Help section

eFP Browser

This tool is an adaptation of the eFP Browser developed by Nicholas J. Provart et al. It visualizes the expression values of transcripts and metabolites in an intuitive way.
The user has to select a GeneId, ProbeId or MetaboliteId and experiment (data source). GeneId and MetaboliteId can be found through the search function.

Results

A figure shows the corresponding expression to the selected gene, probe or metabolite. Not for all experiments are figures provided yet. Besides this overview, the expression is also provides as a table and as bar chart (see the buttons below the figure).

Network analysis

Gene-to-Gene Co-Expression

With this analysis, the user is able to search for potential co-regulated genes. This may be the case, if the genes belong to the same pathway, have similar functions or are involved in similar biotic or abiotic responses.

Network parameters

The user is able to select the gene of interest. Additional parameters for the network have to be selected, Similarity cutoff and Correlation type. The user can choose among three correlation methods. Furthermore, the direction of correlation can be selected, positive and negative. Additionally, the user can select the type of tissues specificity.

Results

The resulting co-expression network is represented in two ways: in a circular figure and in a table format.



In the figure, all genes are represented as nodes and indicate that they are co-expressed to the input gene (red node) above the chosen threshold. Genes belonging to the same gene family as the input gene have a orange color, otherwise they are represented as green nodes.

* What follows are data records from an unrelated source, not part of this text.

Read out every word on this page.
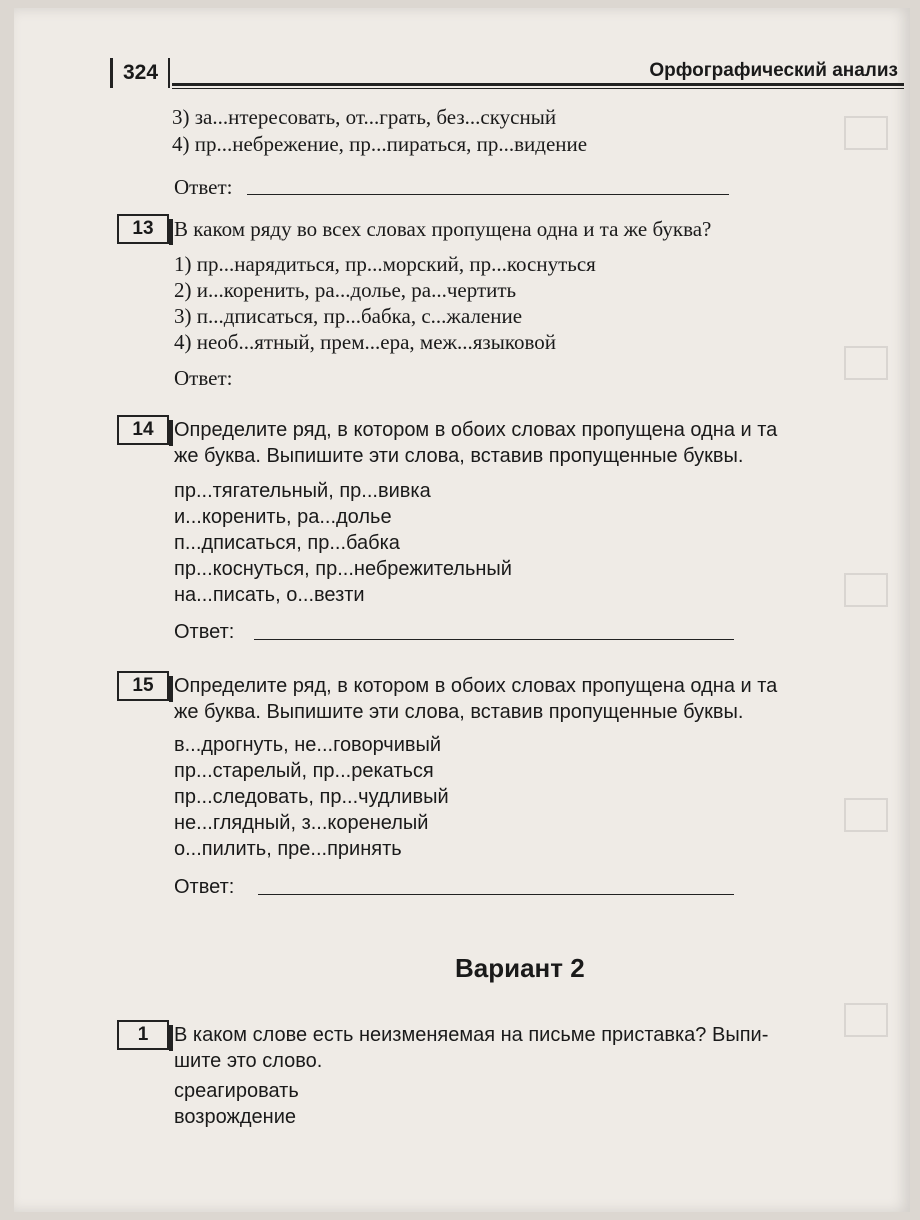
324	Орфографический анализ
3) за...нтересовать, от...грать, без...скусный
4) пр...небрежение, пр...пираться, пр...видение
Ответ:
13 В каком ряду во всех словах пропущена одна и та же буква?
1) пр...нарядиться, пр...морский, пр...коснуться
2) и...коренить, ра...долье, ра...чертить
3) п...дписаться, пр...бабка, с...жаление
4) необ...ятный, прем...ера, меж...языковой
Ответ:
14	Определите ряд, в котором в обоих словах пропущена одна и та
же буква. Выпишите эти слова, вставив пропущенные буквы.
пр...тягательный, пр...вивка
и...коренить, ра...долье
п...дписаться, пр...бабка
пр...коснуться, пр...небрежительный
на...писать, о...везти
Ответ:
15	Определите ряд, в котором в обоих словах пропущена одна и та
же буква. Выпишите эти слова, вставив пропущенные буквы.
в...дрогнуть, не...говорчивый
пр...старелый, пр...рекаться
пр...следовать, пр...чудливый
не...глядный, з...коренелый
о...пилить, пре...принять
Ответ:
Вариант 2
1	В каком слове есть неизменяемая на письме приставка? Выпи-
шите это слово.
среагировать
возрождение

All dots are positioned on five circles. Each circle represents the most recent duplication of the containing genes.

The circle diagram is divided in four sections: leaf treated, root treated, flower bud and seed dry. The position of the nodes in one of the quarters indicates the highest expressed tissues.

The positions within the four sections shows the tissues specificity of the gene expression within the for tissues (leaf treated, root treated, flower bud and seed dry). The tissues specificity increases in clock-wise direction - in beginning represents a value of 0 and the end represents a value of 1 indicating the gene is expressed in all four tissues the same or the gene is only expressed in the shown tissues, respectively.

Metabolite-to-Gene Co-Expression

The user is able to search for co-expressed genes to a known metabolite. The results are presented in a similar way compared to the Gene-to-Gene Co-Expression network - please read the paragraph above.

Gene-to-Metabolite Co-Expression

With this analysis the user can detect metabolites that are potentially co-regulated with a gene of interest.

Network parameters

Similar to the Gene-to-Gene Co-Expression analysis, the user has to select a gene of interest and a cutoff for the similarity value. Additionally, it can be specified in which range the found metabolites should be mapped to already annotated metabolites in the database. Important for this mapping is their m/z value. Furthermore, a structure similarity cutoff can be selected, to visualize structure similarities based on Common Neutral Losses (NL) and Fragment Similarity (NDP).

Results

The resulting co-expression network is represented in two ways: in a figure and in a table format.



In the figure all found metabolites are represented as nodes. The color of the nodes indicates their metabolite class based on the annotation. Each class of metabolites has their own color. However, unknown one are represented in grey. Green and red edges shows the structure similarity between the connected metabolites. A left click on each element provides more information.

Gene-to-Metabolite Co-Expression

The user is able to search for co-expressed metabolites to a known gene. The results are presented in a similar way compared to the Gene-to-Metabolite Co-Expression network - please read the paragraph above.

Metabolite-to-Metabolite Co-Expression

The user is able to search for co-expressed metabolites to another metabolite. The results are presented in a similar way compared to the Gene-to-Metabolite Co-Expression network - please read the paragraph above.

Metabolite Structure similarity

With this analysis, the user is able to search for metabolites with similar structure.

Network parameters

Besides the metaboliteId and a similarity cutoff, the user has to specify the approach for structure similarities (Similarity formula). It can be chosen between structure similarity based on Common Neutral Losses (NL) and Fragment Similarity (NDP). For more background information to this two similarity measurements, check the publication by Li et al.

Results

The visualization of the results is similar to Gene-to-Metabolite Co-Expression analysis - please read the paragraph above.

Phylogenetic analysis

If the user specifies a geneId, the complete gene family with annotation will be uploaded and visualized with iTOL (Interactive Tree Of Life).

Results

The color of the genes represents corresponding plant species. Up to 11 species can be included depending on the gene family. Besides the phylogenetic tree, additional datasets are uploaded - gene structure including exons and introns, and expression values for three species. If the user clicks on it, it will be displayed.
On the top of the of the iTOL web page, the user can change the representation of the gene tree, e.g. display bootstrap values.



For a more detailed description about the user interface, please read the iTOL help page.